Furthermore, your worry about PTI’s corruption should also incorporate a broader view of corruption, i.e. whether Khan calls a spade a spade. In all the rabble rousing ways he hits the right buttons. He lambasts US policy, he opposes drone strokes and he demonises politicians in general except those who join him. However, as he told Karan Thapar in a TV interview he does not believe in questioning General Kayani since ‘the Prime Minister is the head of state’. If ever there was a case of willful blindness, this was it. Khan proceeded to compare Pakistan with India in the same breath and asked Thapar whether the army chief or the prime minister should be questioned?
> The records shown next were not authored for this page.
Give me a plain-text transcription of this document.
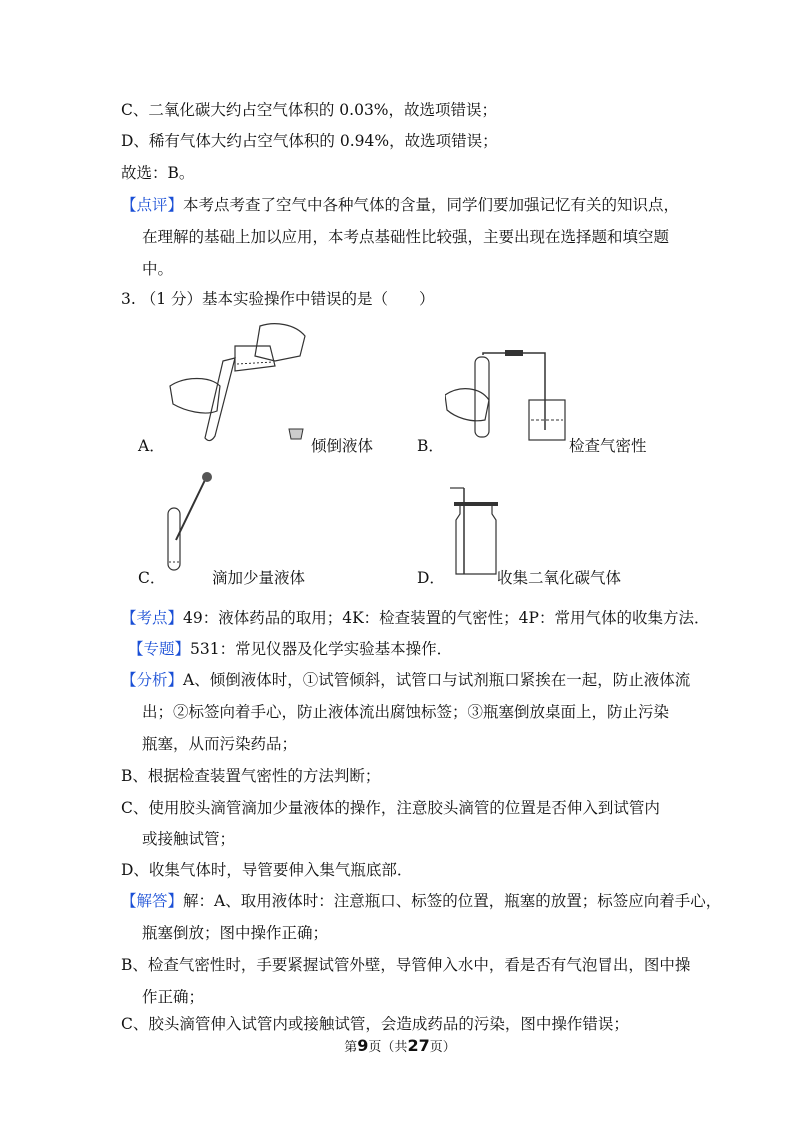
C、二氧化碳大约占空气体积的 0.03%，故选项错误；
D、稀有气体大约占空气体积的 0.94%，故选项错误；
故选：B。
【点评】本考点考查了空气中各种气体的含量，同学们要加强记忆有关的知识点，
在理解的基础上加以应用，本考点基础性比较强，主要出现在选择题和填空题
中。
3. （1 分）基本实验操作中错误的是（　　）
A．	倾倒液体	B．	检查气密性
C．	滴加少量液体	D．	收集二氧化碳气体
【考点】49：液体药品的取用；4K：检查装置的气密性；4P：常用气体的收集方法．
【专题】531：常见仪器及化学实验基本操作．
【分析】A、倾倒液体时，①试管倾斜，试管口与试剂瓶口紧挨在一起，防止液体流
出；②标签向着手心，防止液体流出腐蚀标签；③瓶塞倒放桌面上，防止污染
瓶塞，从而污染药品；
B、根据检查装置气密性的方法判断；
C、使用胶头滴管滴加少量液体的操作，注意胶头滴管的位置是否伸入到试管内
或接触试管；
D、收集气体时，导管要伸入集气瓶底部．
【解答】解：A、取用液体时：注意瓶口、标签的位置，瓶塞的放置；标签应向着手心，
瓶塞倒放；图中操作正确；
B、检查气密性时，手要紧握试管外壁，导管伸入水中，看是否有气泡冒出，图中操
作正确；
C、胶头滴管伸入试管内或接触试管，会造成药品的污染，图中操作错误；
第9页（共27页）
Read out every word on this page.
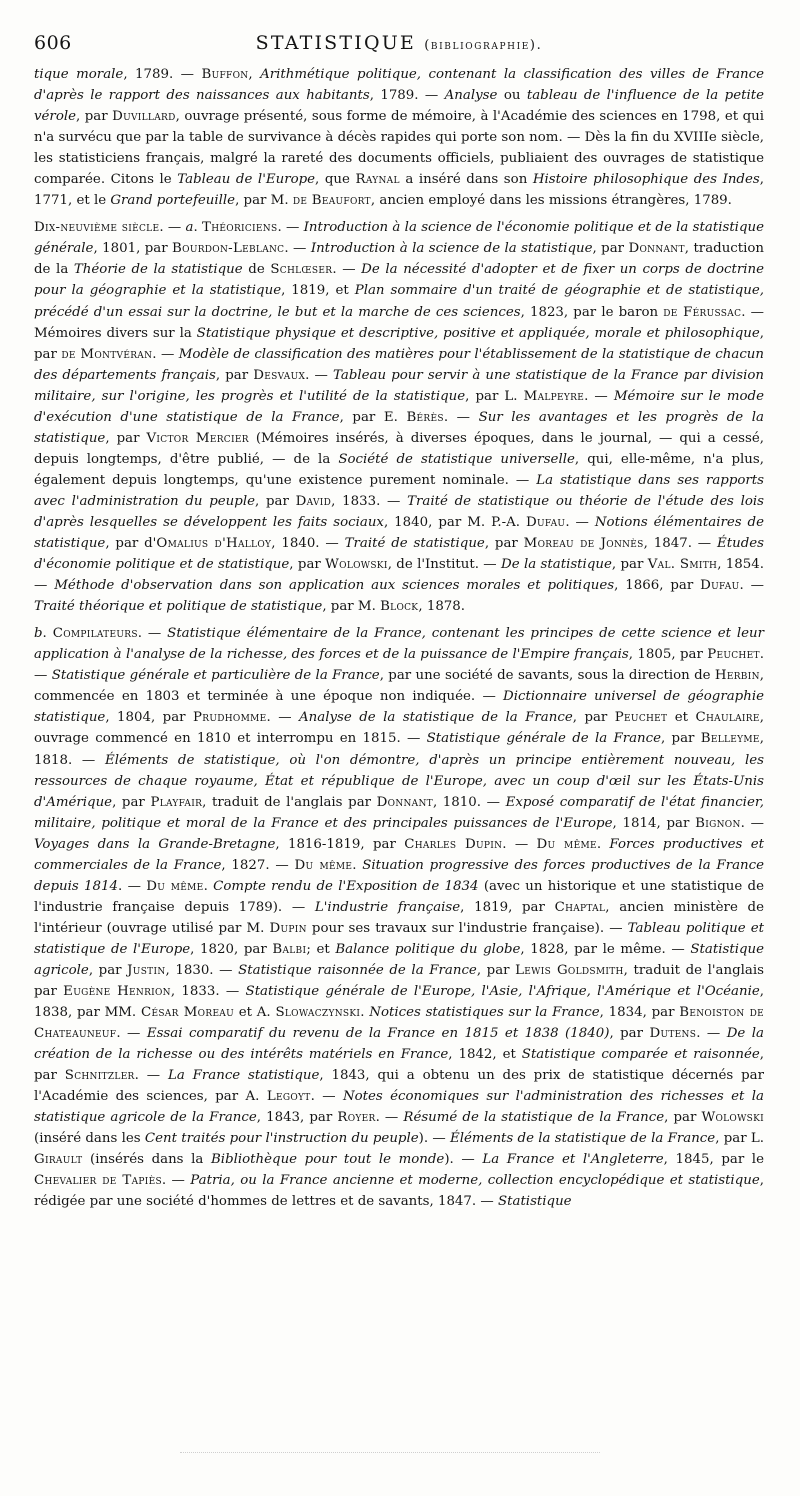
606	STATISTIQUE (bibliographie).

tique morale, 1789. — Buffon, Arithmétique politique, contenant la classification des villes de France d'après le rapport des naissances aux habitants, 1789. — Analyse ou tableau de l'influence de la petite vérole, par Duvillard, ouvrage présenté, sous forme de mémoire, à l'Académie des sciences en 1798, et qui n'a survécu que par la table de survivance à décès rapides qui porte son nom. — Dès la fin du XVIIIe siècle, les statisticiens français, malgré la rareté des documents officiels, publiaient des ouvrages de statistique comparée. Citons le Tableau de l'Europe, que Raynal a inséré dans son Histoire philosophique des Indes, 1771, et le Grand portefeuille, par M. de Beaufort, ancien employé dans les missions étrangères, 1789.

Dix-neuvième siècle. — a. Théoriciens. — Introduction à la science de l'économie politique et de la statistique générale, 1801, par Bourdon-Leblanc. — Introduction à la science de la statistique, par Donnant, traduction de la Théorie de la statistique de Schlœser. — De la nécessité d'adopter et de fixer un corps de doctrine pour la géographie et la statistique, 1819, et Plan sommaire d'un traité de géographie et de statistique, précédé d'un essai sur la doctrine, le but et la marche de ces sciences, 1823, par le baron de Férussac. — Mémoires divers sur la Statistique physique et descriptive, positive et appliquée, morale et philosophique, par de Montvéran. — Modèle de classification des matières pour l'établissement de la statistique de chacun des départements français, par Desvaux. — Tableau pour servir à une statistique de la France par division militaire, sur l'origine, les progrès et l'utilité de la statistique, par L. Malpeyre. — Mémoire sur le mode d'exécution d'une statistique de la France, par E. Bérès. — Sur les avantages et les progrès de la statistique, par Victor Mercier (Mémoires insérés, à diverses époques, dans le journal, — qui a cessé, depuis longtemps, d'être publié, — de la Société de statistique universelle, qui, elle-même, n'a plus, également depuis longtemps, qu'une existence purement nominale. — La statistique dans ses rapports avec l'administration du peuple, par David, 1833. — Traité de statistique ou théorie de l'étude des lois d'après lesquelles se développent les faits sociaux, 1840, par M. P.-A. Dufau. — Notions élémentaires de statistique, par d'Omalius d'Halloy, 1840. — Traité de statistique, par Moreau de Jonnès, 1847. — Études d'économie politique et de statistique, par Wolowski, de l'Institut. — De la statistique, par Val. Smith, 1854. — Méthode d'observation dans son application aux sciences morales et politiques, 1866, par Dufau. — Traité théorique et politique de statistique, par M. Block, 1878.

b. Compilateurs. — Statistique élémentaire de la France, contenant les principes de cette science et leur application à l'analyse de la richesse, des forces et de la puissance de l'Empire français, 1805, par Peuchet. — Statistique générale et particulière de la France, par une société de savants, sous la direction de Herbin, commencée en 1803 et terminée à une époque non indiquée. — Dictionnaire universel de géographie statistique, 1804, par Prudhomme. — Analyse de la statistique de la France, par Peuchet et Chaulaire, ouvrage commencé en 1810 et interrompu en 1815. — Statistique générale de la France, par Belleyme, 1818. — Éléments de statistique, où l'on démontre, d'après un principe entièrement nouveau, les ressources de chaque royaume, État et république de l'Europe, avec un coup d'œil sur les États-Unis d'Amérique, par Playfair, traduit de l'anglais par Donnant, 1810. — Exposé comparatif de l'état financier, militaire, politique et moral de la France et des principales puissances de l'Europe, 1814, par Bignon. — Voyages dans la Grande-Bretagne, 1816-1819, par Charles Dupin. — Du même. Forces productives et commerciales de la France, 1827. — Du même. Situation progressive des forces productives de la France depuis 1814. — Du même. Compte rendu de l'Exposition de 1834 (avec un historique et une statistique de l'industrie française depuis 1789). — L'industrie française, 1819, par Chaptal, ancien ministère de l'intérieur (ouvrage utilisé par M. Dupin pour ses travaux sur l'industrie française). — Tableau politique et statistique de l'Europe, 1820, par Balbi; et Balance politique du globe, 1828, par le même. — Statistique agricole, par Justin, 1830. — Statistique raisonnée de la France, par Lewis Goldsmith, traduit de l'anglais par Eugène Henrion, 1833. — Statistique générale de l'Europe, l'Asie, l'Afrique, l'Amérique et l'Océanie, 1838, par MM. César Moreau et A. Slowaczynski. Notices statistiques sur la France, 1834, par Benoiston de Chateauneuf. — Essai comparatif du revenu de la France en 1815 et 1838 (1840), par Dutens. — De la création de la richesse ou des intérêts matériels en France, 1842, et Statistique comparée et raisonnée, par Schnitzler. — La France statistique, 1843, qui a obtenu un des prix de statistique décernés par l'Académie des sciences, par A. Legoyt. — Notes économiques sur l'administration des richesses et la statistique agricole de la France, 1843, par Royer. — Résumé de la statistique de la France, par Wolowski (inséré dans les Cent traités pour l'instruction du peuple). — Éléments de la statistique de la France, par L. Girault (insérés dans la Bibliothèque pour tout le monde). — La France et l'Angleterre, 1845, par le Chevalier de Tapiès. — Patria, ou la France ancienne et moderne, collection encyclopédique et statistique, rédigée par une société d'hommes de lettres et de savants, 1847. — Statistique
India is not Pakistan in so many ways. Civil-military imbalance is not an unrelenting reality of the life of the Indian state as it is in Pakistan. If Khan refuses to acknowledge that the military is the biggest player in Pakistan’s politics and thinks that the army should be questioned only when it is directly in power then he is a leader who does not deserve anyone’s confidence — except the ISI’s. And who knows? The stars may have aligned there.
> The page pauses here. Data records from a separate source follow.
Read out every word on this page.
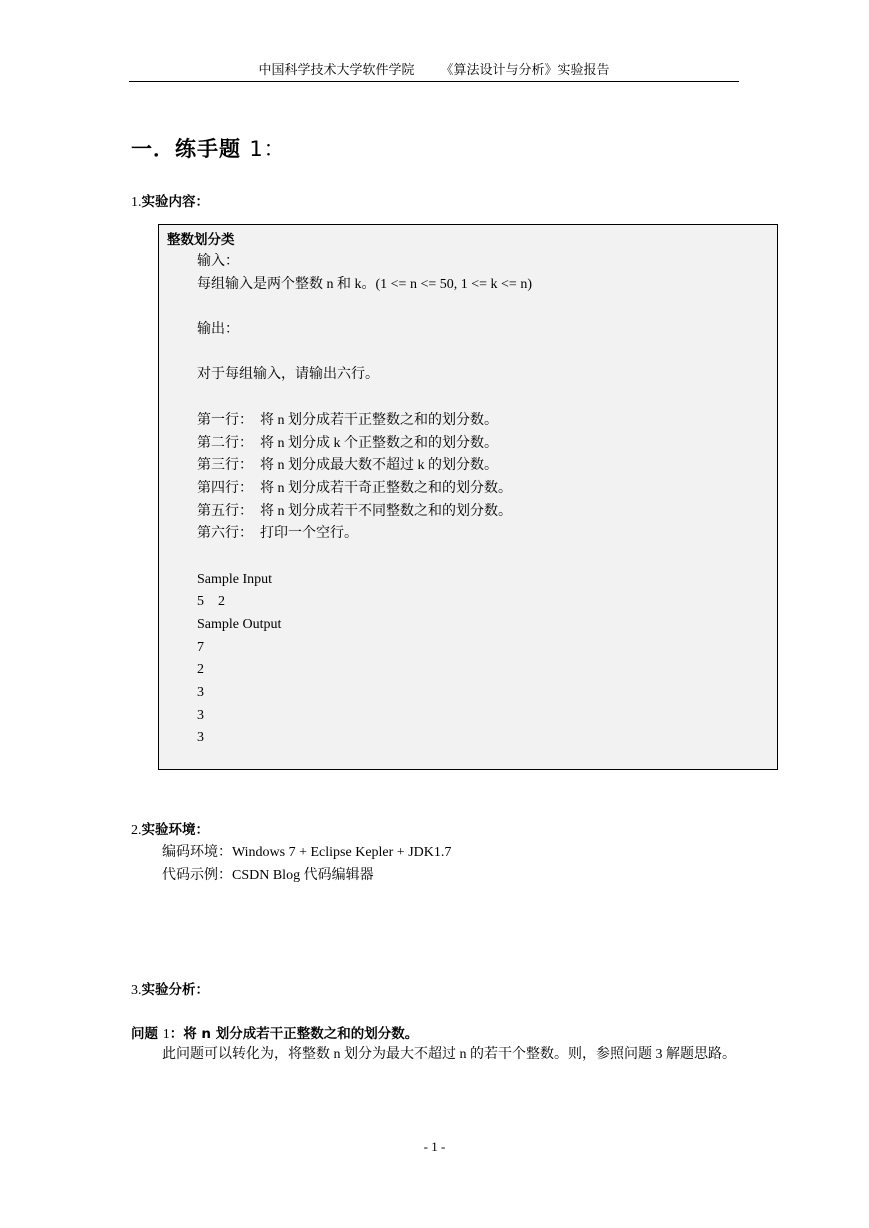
中国科学技术大学软件学院 《算法设计与分析》实验报告
一．练手题 1：
1.实验内容：
整数划分类
输入：
每组输入是两个整数 n 和 k。(1 <= n <= 50, 1 <= k <= n)
输出：
对于每组输入，请输出六行。
第一行：  将 n 划分成若干正整数之和的划分数。
第二行：  将 n 划分成 k 个正整数之和的划分数。
第三行：  将 n 划分成最大数不超过 k 的划分数。
第四行：  将 n 划分成若干奇正整数之和的划分数。
第五行：  将 n 划分成若干不同整数之和的划分数。
第六行：  打印一个空行。
Sample Input
5    2
Sample Output
7
2
3
3
3
2.实验环境：
编码环境：Windows 7 + Eclipse Kepler + JDK1.7
代码示例：CSDN Blog 代码编辑器
3.实验分析：
问题 1：将 n 划分成若干正整数之和的划分数。

此问题可以转化为，将整数 n 划分为最大不超过 n 的若干个整数。则，参照问题 3 解题思路。

- 1 -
Having someone like Mr Hameed Gul on one’s team ought to have been suicidal in a country awash with cynicism. But this rhetoric of demonising politicians apparently has enough power for people to forget the dangers of a leader keeping dodgy company — very dodgy company at that. Also on Khan’s agenda is negotiating with the Taliban. He shamelessly said that all political leaders in Pakistan are ‘non-leaders and are here to take money’. One wonders what Khan makes of the courageous stance taken by the ANP against the Taliban in KP and the sacrifices endured by that party? It has lost party workers, ministers and children of its members to Taliban’s violence. Those people were killed not because the Taliban was reacting to a drone strike but because the ANP, instead of engaging in rhetoric, took a courageous principled stand to denounce the madness perpetrated in the name of religion. That is what political parties do.
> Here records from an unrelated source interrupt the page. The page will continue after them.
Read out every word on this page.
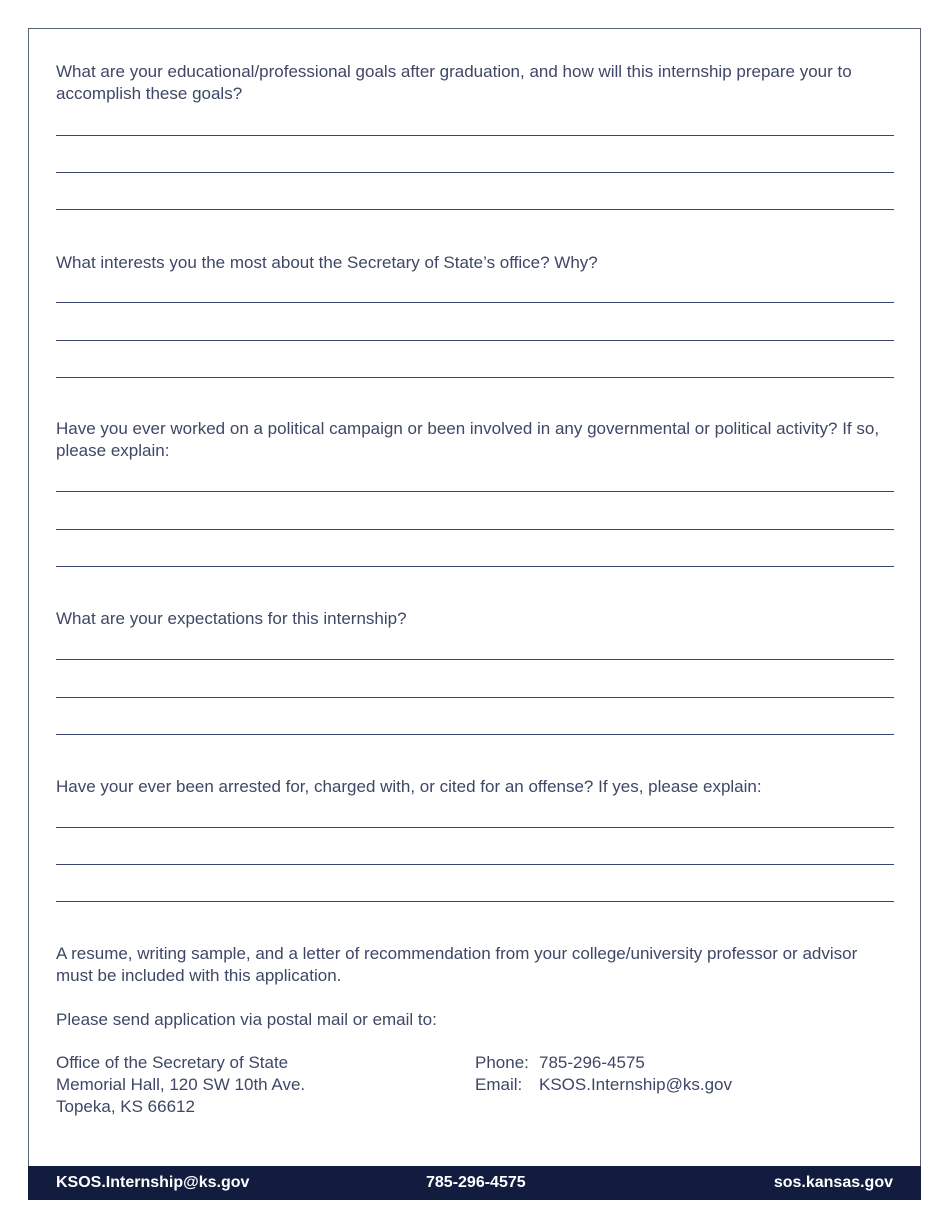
What are your educational/professional goals after graduation, and how will this internship prepare your to accomplish these goals?
What interests you the most about the Secretary of State’s office? Why?
Have you ever worked on a political campaign or been involved in any governmental or political activity? If so, please explain:
What are your expectations for this internship?
Have your ever been arrested for, charged with, or cited for an offense? If yes, please explain:
A resume, writing sample, and a letter of recommendation from your college/university professor or advisor must be included with this application.
Please send application via postal mail or email to:
Office of the Secretary of State
Memorial Hall, 120 SW 10th Ave.
Topeka, KS 66612
Phone: 785-296-4575
Email: KSOS.Internship@ks.gov
KSOS.Internship@ks.gov	785-296-4575	sos.kansas.gov
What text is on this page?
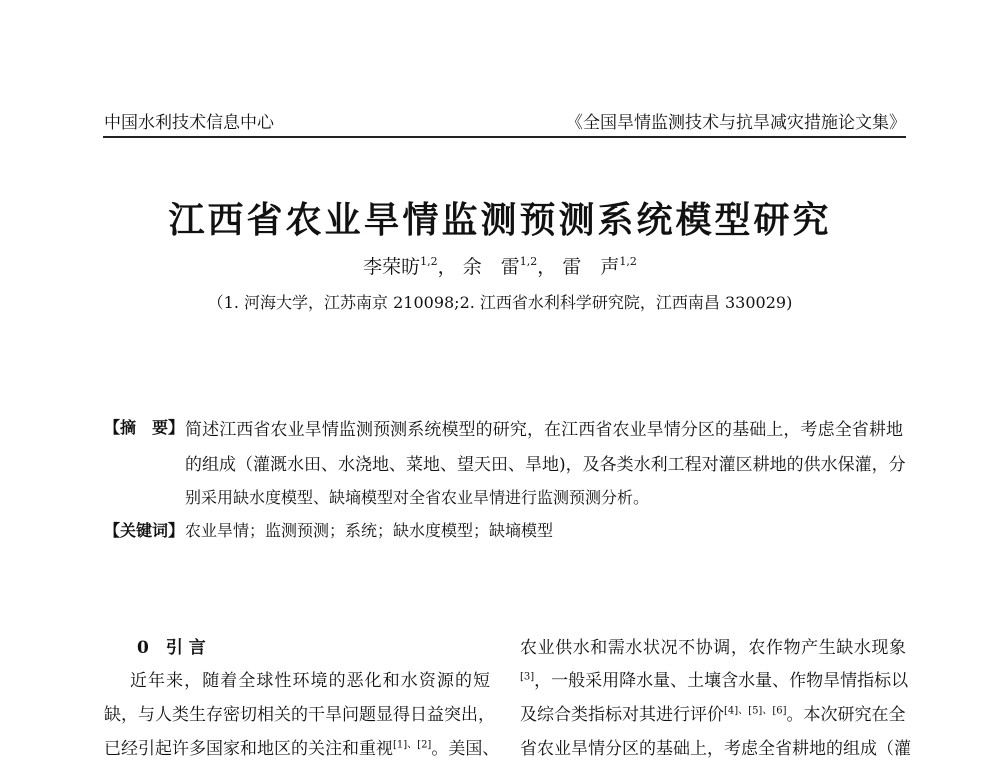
中国水利技术信息中心	《全国旱情监测技术与抗旱减灾措施论文集》
江西省农业旱情监测预测系统模型研究
李荣昉$^{1,2}$， 余　雷$^{1,2}$， 雷　声$^{1,2}$
（1. 河海大学，江苏南京 210098;2. 江西省水利科学研究院，江西南昌 330029)
【摘　要】 简述江西省农业旱情监测预测系统模型的研究，在江西省农业旱情分区的基础上，考虑全省耕地
的组成（灌溉水田、水浇地、菜地、望天田、旱地)，及各类水利工程对灌区耕地的供水保灌，分
别采用缺水度模型、缺墒模型对全省农业旱情进行监测预测分析。
【关键词】 农业旱情；监测预测；系统；缺水度模型；缺墒模型
0　引 言
近年来，随着全球性环境的恶化和水资源的短
缺，与人类生存密切相关的干旱问题显得日益突出，
已经引起许多国家和地区的关注和重视[1]、[2]。美国、
农业供水和需水状况不协调，农作物产生缺水现象
[3]，一般采用降水量、土壤含水量、作物旱情指标以
及综合类指标对其进行评价[4]、[5]、[6]。本次研究在全
省农业旱情分区的基础上，考虑全省耕地的组成（灌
I want to ask Khan that if all politicians are just interested in money then why the Federal Government would stand behind a war on militancy—a war that is not making the incumbents popular but is our war based on principle. Surely it is not the money? If it was the money they wouldn’t want to risk unpopularity since staying in office means more money. Get the argument?
The statistics stated in his latest book are absurd; he says that 90% of all militants are not terrorists and the remaining 10% that are terrorists can be negotiated with. No sources cited of course. And he ignores a vital point: the Pakistani Taliban are not ordinary militants or terrorists opposing a country’s foreign policy. The Pakistani Taliban seek to establish their extremely orthodox version of an Islamic state; a version that violates the rights of people (especially women). Most importantly, they want political power. This has already been manifested in Swat where the Nizam-e-Adl regulation was only accepted since it gave them power. But the inevitable happened—it failed. And what will we negotiate? Give them an area where they reign supreme? What about the rights of people living under them and the injustices they suffer because PTI chose a hands-off policy?
A government that denounces terror and is willing to wage a fight to protect the rights of its children to attend schools is one that is courageous. A party that doles out rhetoric with no concern for the nuances of reality is our ticket to moral decrepitude and a numb conscience.